MKSAP Quiz: Intermittent rectal bleeding of 3 months' duration

A 46-year-old man is evaluated for intermittent rectal bleeding of 3 months' duration. Colonoscopy finds 12 polyps, and genetic testing reveals biallelic mutations in the MYH gene. What is the most cost-effective approach to determining if the patient's children have inherited MYH-associated polyposis?


A 46-year-old man is evaluated for intermittent rectal bleeding of 3 months' duration. He is otherwise well and takes no medications. His father had a few polyps removed from the colon when he was 71 years old, but no other details are known about his father's medical history. The patient and his wife have three children aged 8, 12, and 18 years.

On physical examination, vital signs and the remainder of the examination are normal.

Colonoscopy reveals 12 polyps ranging in size from 2 to 7 mm, all of which are removed from the colon. He undergoes genetic testing, which reveals biallelic mutations in the MYH gene and confirms a diagnosis of MYH-associated polyposis (MAP).

Genetic testing of which of the following persons will provide the most cost-effective approach to determining if the patient's children have inherited MAP?

A. The patient's father
B. The patient's mother
C. The patient's 18-year-old child
D. The patient's wife


MKSAP Answer and Critique

The correct answer is D. The patient's wife. This item is available to MKSAP 17 subscribers as item 63 in the Gastroenterology & Hepatology section. More information on MKSAP 17 is available online.

The most important person to receive genetic testing is the patient's wife. MYH-associated polyposis (MAP) is the only known autosomal recessive hereditary colorectal cancer syndrome. MAP should be considered as a cause for multiple colorectal adenomas (>10) in patients with an apparent autosomal recessive inheritance of colorectal polyposis or cancer. MAP is caused by biallelic mutations in the base excision repair gene MYH. Because MYH-associated polyposis is an autosomal recessive disorder, the affected patient must have two abnormal copies of the gene (that is, he is homozygous for the abnormal gene), having received an abnormal copy of the gene from each parent. The status of the patient's wife for the abnormal gene will provide information to help assess risk and guide the need for genetic testing of the couple's children. If the patient's wife is negative for the MYH mutation, all of the children will be heterozygous for the mutation (carriers), having received a normal copy of the gene from their mother and an abnormal copy of the gene from their father. In this case, the children would not be affected, but their carrier status would be known and no further genetic testing would be indicated. If the mother is a carrier of the mutation, 50% of their children would be affected with the syndrome and 50% would be carriers. Therefore, testing of each child would be indicated to identify whether the child is homozygous for the mutation and is affected, or whether the child is a heterozygous carrier of the mutation.

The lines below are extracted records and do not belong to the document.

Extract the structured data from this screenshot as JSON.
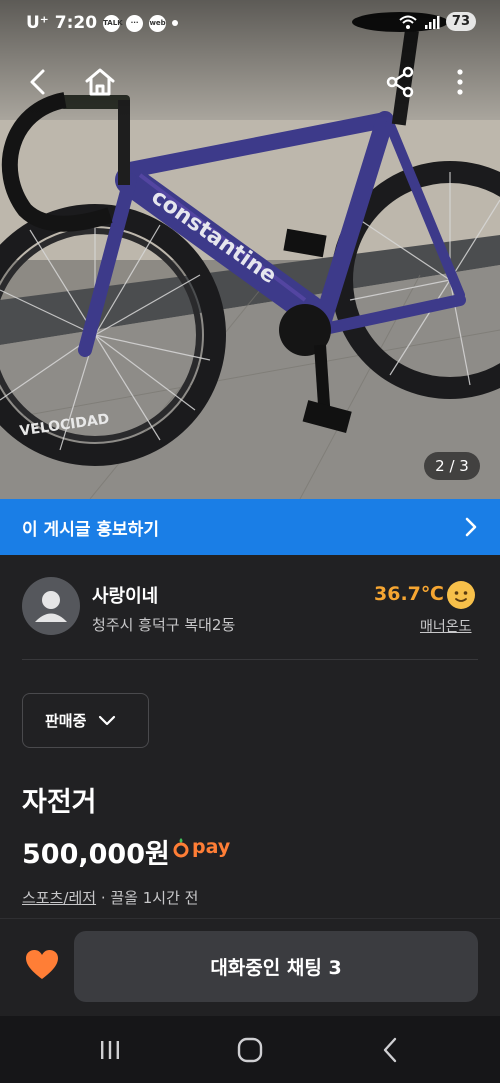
{
  "status_bar": {
    "carrier": "U⁺",
    "time": "7:20",
    "notifications": [
      "talk-icon",
      "chat-icon",
      "web-icon"
    ],
    "battery": "73"
  },
  "photo": {
    "frame_text": "constantine",
    "rim_text": "VELOCIDAD",
    "page_counter": "2 / 3"
  },
  "promo": {
    "label": "이 게시글 홍보하기"
  },
  "seller": {
    "name": "사랑이네",
    "location": "청주시 흥덕구 복대2동",
    "temperature": "36.7℃",
    "manner_label": "매너온도"
  },
  "listing": {
    "status": "판매중",
    "title": "자전거",
    "price": "500,000원",
    "pay_label": "pay",
    "category": "스포츠/레저",
    "bumped": "· 끌올 1시간 전"
  },
  "actions": {
    "chat_label": "대화중인 채팅 3"
  },
  "colors": {
    "accent_orange": "#ff7e36",
    "temp_orange": "#f6a632",
    "promo_blue": "#1a7ee6",
    "background": "#212123"
  }
}
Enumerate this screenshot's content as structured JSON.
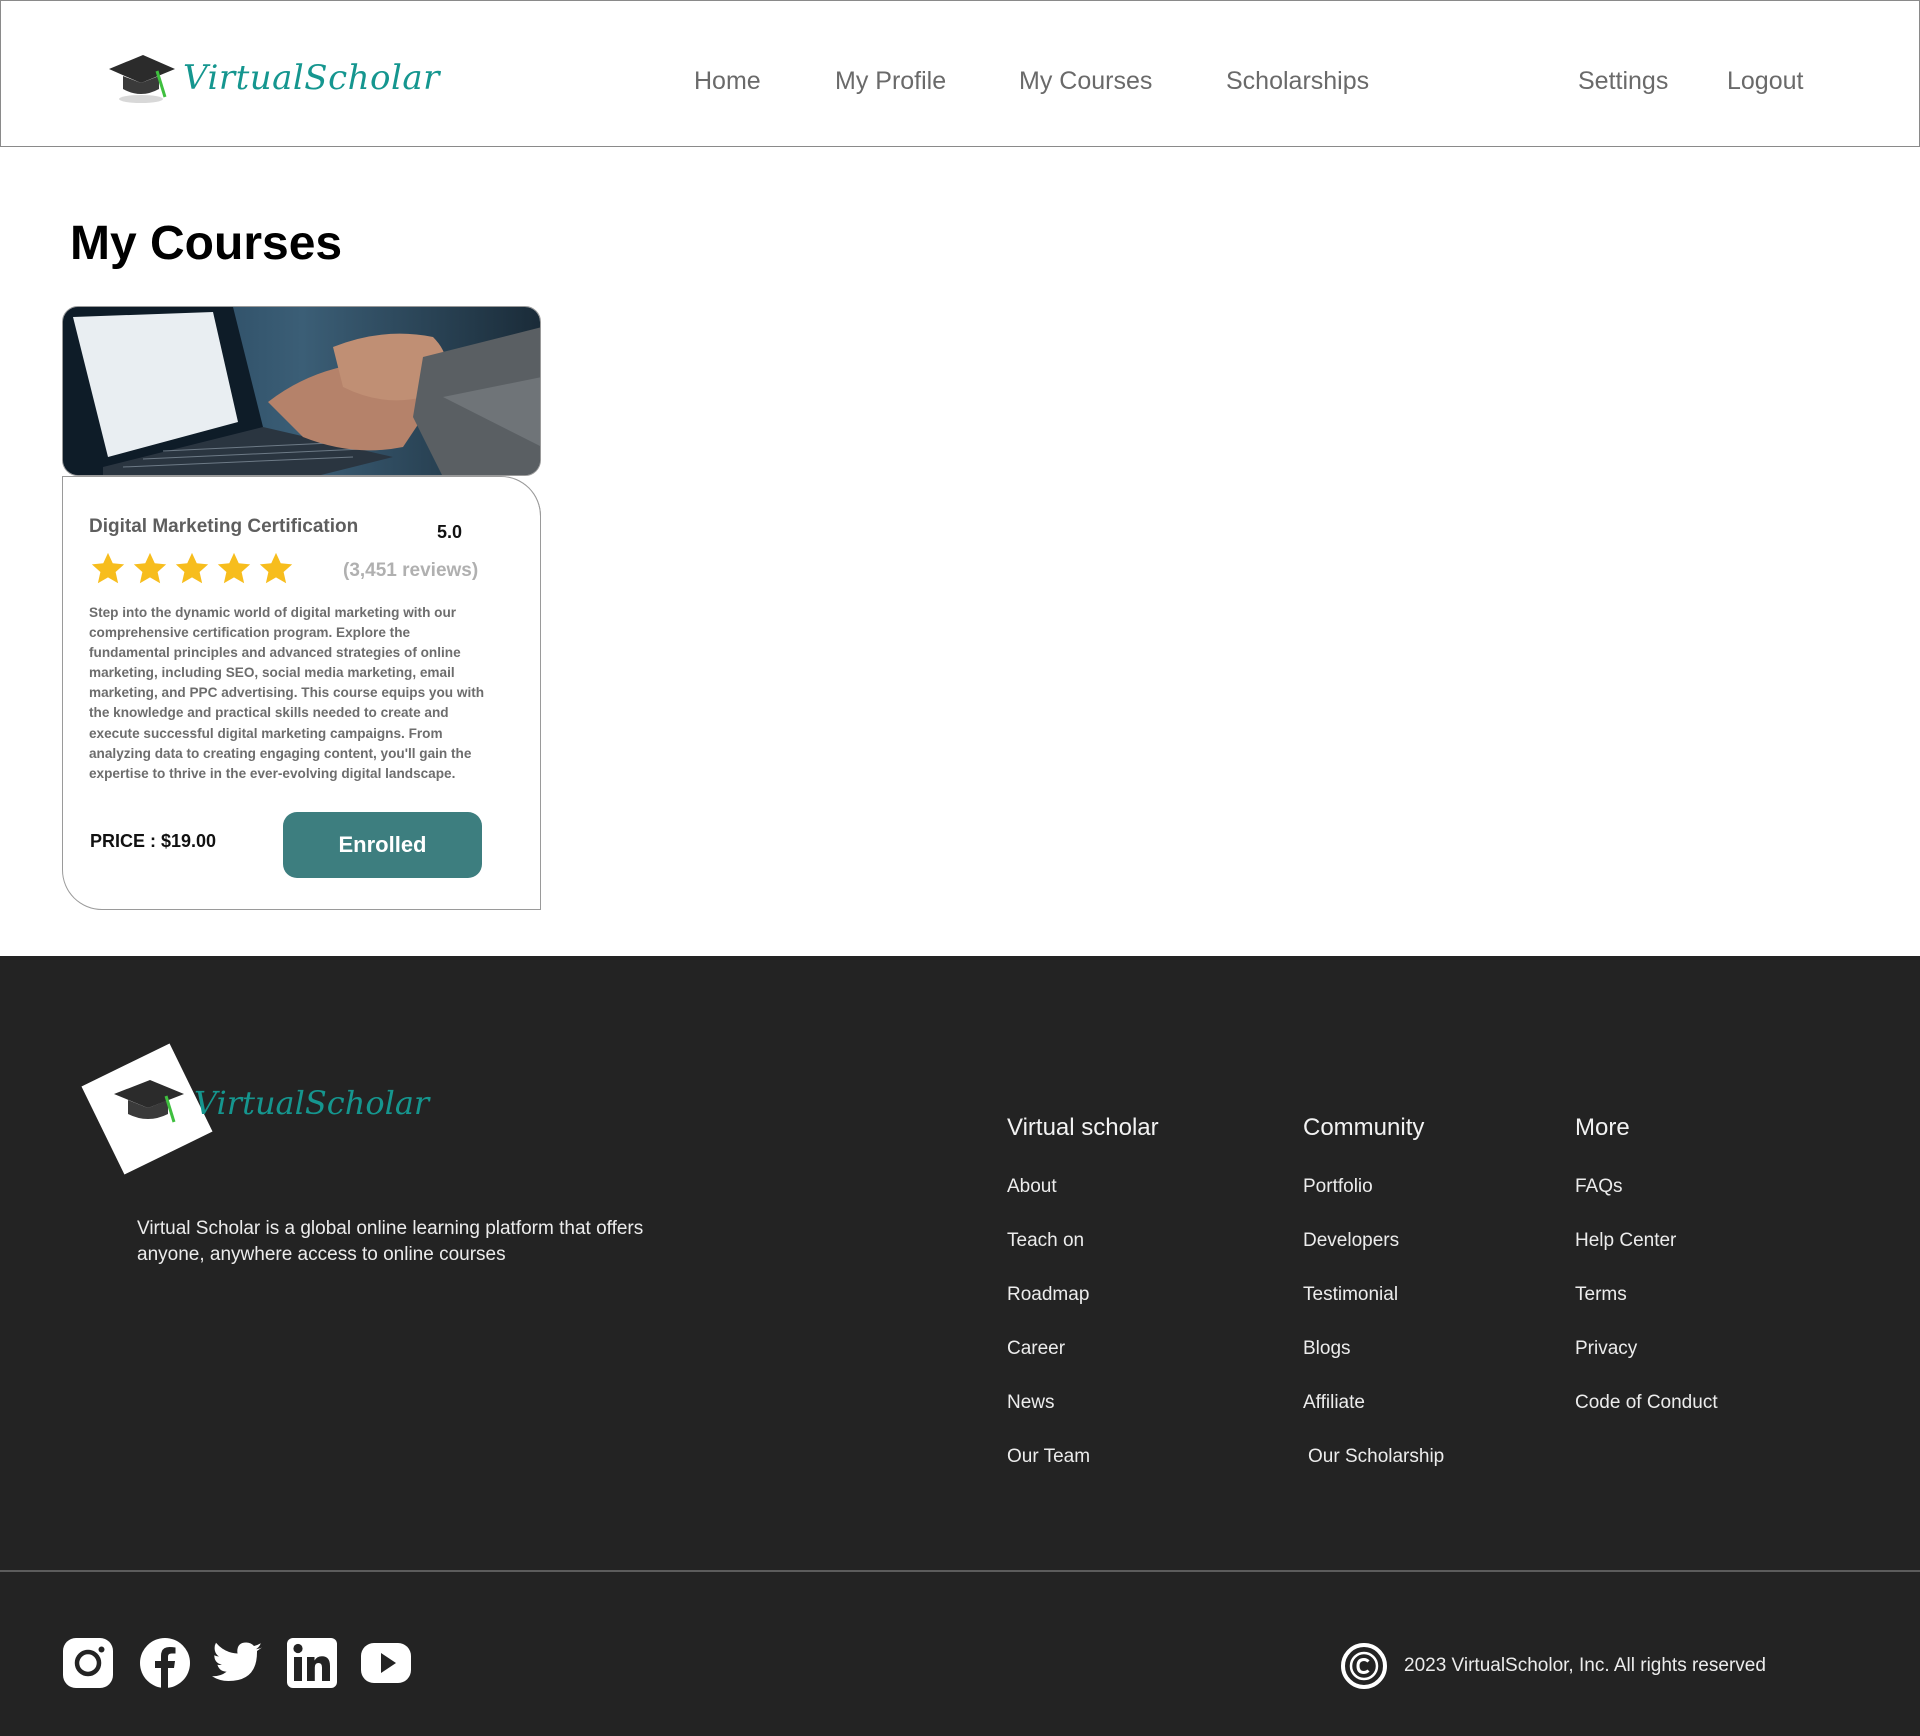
{
  "brand": {
    "name": "VirtualScholar",
    "accent": "#15968f"
  },
  "nav": {
    "home": "Home",
    "profile": "My Profile",
    "courses": "My Courses",
    "scholarships": "Scholarships",
    "settings": "Settings",
    "logout": "Logout"
  },
  "main": {
    "title": "My Courses",
    "course": {
      "title": "Digital Marketing Certification",
      "rating": "5.0",
      "stars": 5,
      "reviews": "(3,451 reviews)",
      "description": "Step into the dynamic world of digital marketing with our comprehensive certification program. Explore the fundamental principles and advanced strategies of online marketing, including SEO, social media marketing, email marketing, and PPC advertising. This course equips you with the knowledge and practical skills needed to create and execute successful digital marketing campaigns. From analyzing data to creating engaging content, you'll gain the expertise to thrive in the ever-evolving digital landscape.",
      "price": "PRICE : $19.00",
      "button": "Enrolled",
      "button_color": "#3d7e7f"
    }
  },
  "footer": {
    "about": "Virtual Scholar is a global online learning platform that offers anyone, anywhere access to online courses",
    "columns": [
      {
        "heading": "Virtual scholar",
        "links": [
          "About",
          "Teach on",
          "Roadmap",
          "Career",
          "News",
          "Our Team"
        ]
      },
      {
        "heading": "Community",
        "links": [
          "Portfolio",
          "Developers",
          "Testimonial",
          "Blogs",
          "Affiliate",
          "Our Scholarship"
        ]
      },
      {
        "heading": "More",
        "links": [
          "FAQs",
          "Help Center",
          "Terms",
          "Privacy",
          "Code of Conduct"
        ]
      }
    ],
    "social": [
      "instagram-icon",
      "facebook-icon",
      "twitter-icon",
      "linkedin-icon",
      "youtube-icon"
    ],
    "copyright": "2023 VirtualScholor, Inc. All rights reserved",
    "background": "#232323"
  }
}
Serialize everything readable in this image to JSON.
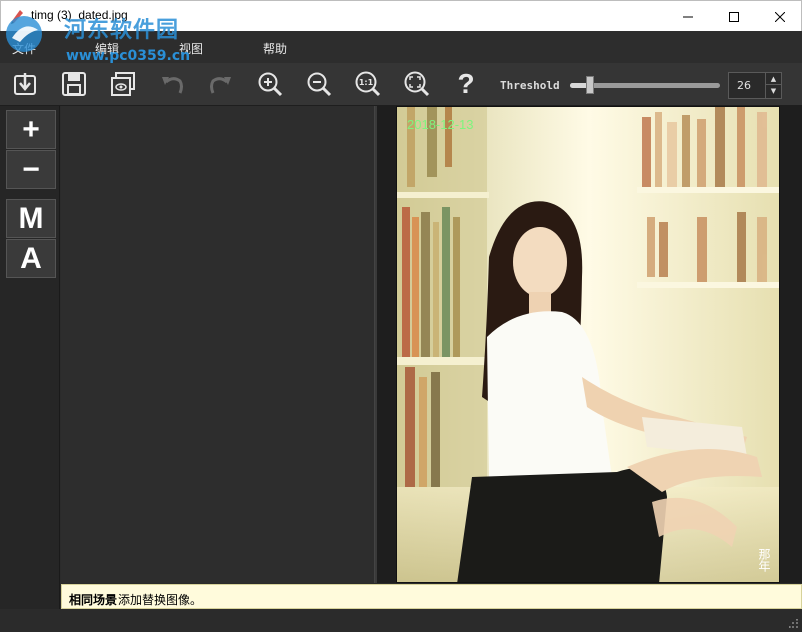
{
  "window": {
    "title": "timg (3)_dated.jpg",
    "icon": "app-pen-icon"
  },
  "watermark": {
    "brand": "河东软件园",
    "url": "www.pc0359.cn"
  },
  "menu": {
    "file": "文件",
    "edit": "编辑",
    "view": "视图",
    "help": "帮助"
  },
  "toolbar": {
    "buttons": [
      "import-icon",
      "save-icon",
      "preview-icon",
      "undo-icon",
      "redo-icon",
      "zoom-in-icon",
      "zoom-out-icon",
      "actual-size-icon",
      "fit-icon",
      "help-icon"
    ],
    "actual_size_label": "1:1",
    "help_glyph": "?",
    "threshold_label": "Threshold",
    "threshold_value": "26",
    "threshold_fraction": 0.13
  },
  "side_tools": {
    "add": "+",
    "remove": "−",
    "manual": "M",
    "auto": "A"
  },
  "photo": {
    "date_stamp": "2018-12-13",
    "signature": "那年"
  },
  "status": {
    "bold": "相同场景",
    "rest": "添加替换图像。"
  },
  "colors": {
    "panel": "#2d2d2d",
    "toolbar": "#353535",
    "status_bg": "#fffbdc",
    "stamp_green": "#7ef57e"
  }
}
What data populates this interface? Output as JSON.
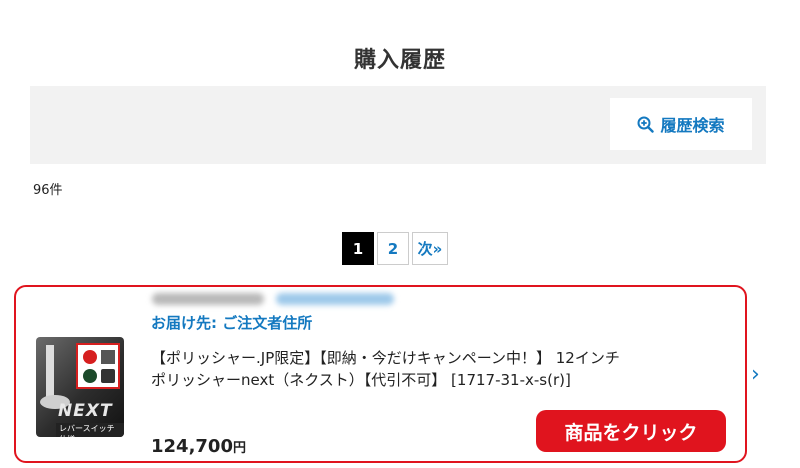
{
  "page": {
    "title": "購入履歴"
  },
  "search": {
    "button_label": "履歴検索",
    "icon": "zoom-in-icon"
  },
  "results": {
    "count": "96件"
  },
  "pagination": {
    "pages": [
      "1",
      "2"
    ],
    "active": "1",
    "next_label": "次»"
  },
  "order": {
    "delivery": "お届け先: ご注文者住所",
    "product_line1": "【ポリッシャー.JP限定】【即納・今だけキャンペーン中！】 12インチ",
    "product_line2": "ポリッシャーnext（ネクスト）【代引不可】 [1717-31-x-s(r)]",
    "price": "124,700",
    "price_unit": "円",
    "thumbnail": {
      "logo_text": "NEXT",
      "sub_text": "レバースイッチ仕様"
    },
    "cta_label": "商品をクリック"
  },
  "colors": {
    "accent_blue": "#1479c0",
    "cta_red": "#e0141e",
    "panel_bg": "#f2f2f2"
  }
}
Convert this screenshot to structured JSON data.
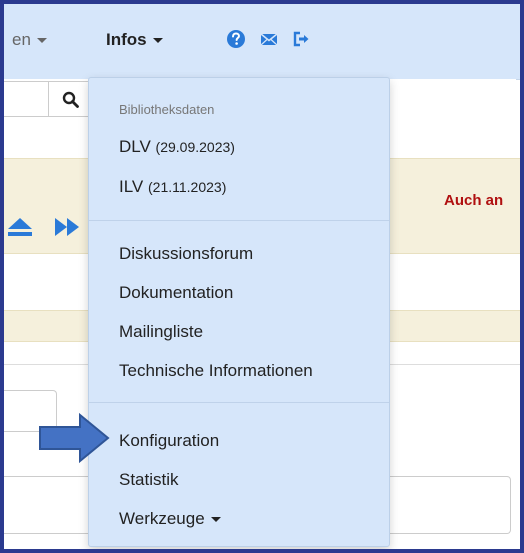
{
  "navbar": {
    "partial_menu_label": "en",
    "infos_label": "Infos"
  },
  "alert": {
    "text": "Auch an"
  },
  "dropdown": {
    "header": "Bibliotheksdaten",
    "items": [
      {
        "label": "DLV",
        "date": "(29.09.2023)"
      },
      {
        "label": "ILV",
        "date": "(21.11.2023)"
      },
      {
        "label": "Diskussionsforum"
      },
      {
        "label": "Dokumentation"
      },
      {
        "label": "Mailingliste"
      },
      {
        "label": "Technische Informationen"
      },
      {
        "label": "Konfiguration"
      },
      {
        "label": "Statistik"
      },
      {
        "label": "Werkzeuge"
      }
    ]
  },
  "colors": {
    "navbar_bg": "#d6e6fa",
    "accent_blue": "#2a7ad8",
    "alert_red": "#b01010",
    "notice_band": "#f5f0dc",
    "annotation_arrow": "#4472c4"
  },
  "icons": [
    "question-circle-icon",
    "envelope-icon",
    "sign-out-icon",
    "search-icon",
    "eject-icon",
    "fast-forward-icon",
    "caret-down-icon"
  ]
}
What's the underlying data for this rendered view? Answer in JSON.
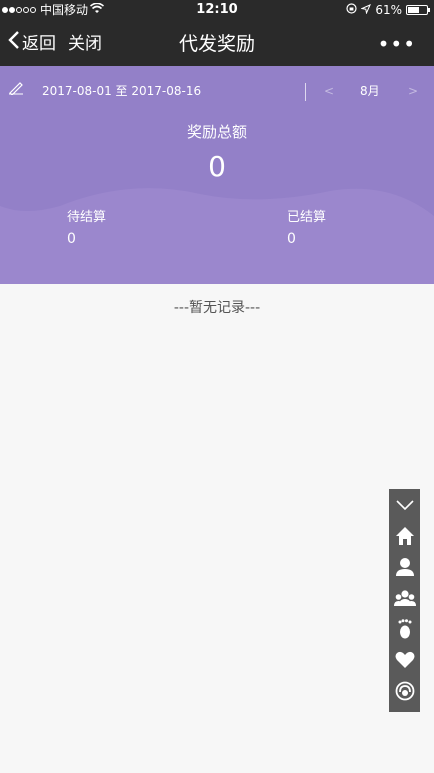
{
  "status": {
    "carrier": "中国移动",
    "time": "12:10",
    "battery": "61%",
    "battery_level": 0.61
  },
  "nav": {
    "back_label": "返回",
    "close_label": "关闭",
    "title": "代发奖励",
    "more_label": "•••"
  },
  "summary": {
    "date_range": "2017-08-01 至 2017-08-16",
    "month": "8月",
    "prev": "<",
    "next": ">",
    "total_label": "奖励总额",
    "total_value": "0",
    "pending_label": "待结算",
    "pending_value": "0",
    "settled_label": "已结算",
    "settled_value": "0"
  },
  "empty_text": "---暂无记录---",
  "toolbar_icons": [
    "collapse-icon",
    "home-icon",
    "user-icon",
    "group-icon",
    "footprint-icon",
    "heart-icon",
    "support-icon"
  ],
  "colors": {
    "header_purple": "#9b87cd",
    "topbar": "#2a2a2a",
    "toolbar": "#5a5a5a"
  }
}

Performing genetic testing on the patient's father or mother would not provide any useful information at this time. The patient has already been diagnosed with the two mutations; therefore, both his mother and father must be positive for the mutation.

If the patient's wife was unavailable for genetic testing, it would be appropriate to perform genetic testing on the children. Genetic testing is usually done at the age at which high-risk colorectal cancer screening would begin, which is 18 years in MAP and attenuated familial adenomatous polyposis and 12 to 15 years in classic FAP.

Key Point

  • Because MYH-associated polyposis is an autosomal recessive disorder, both parents must be carriers of an MYH mutation in order for a child to inherit the syndrome.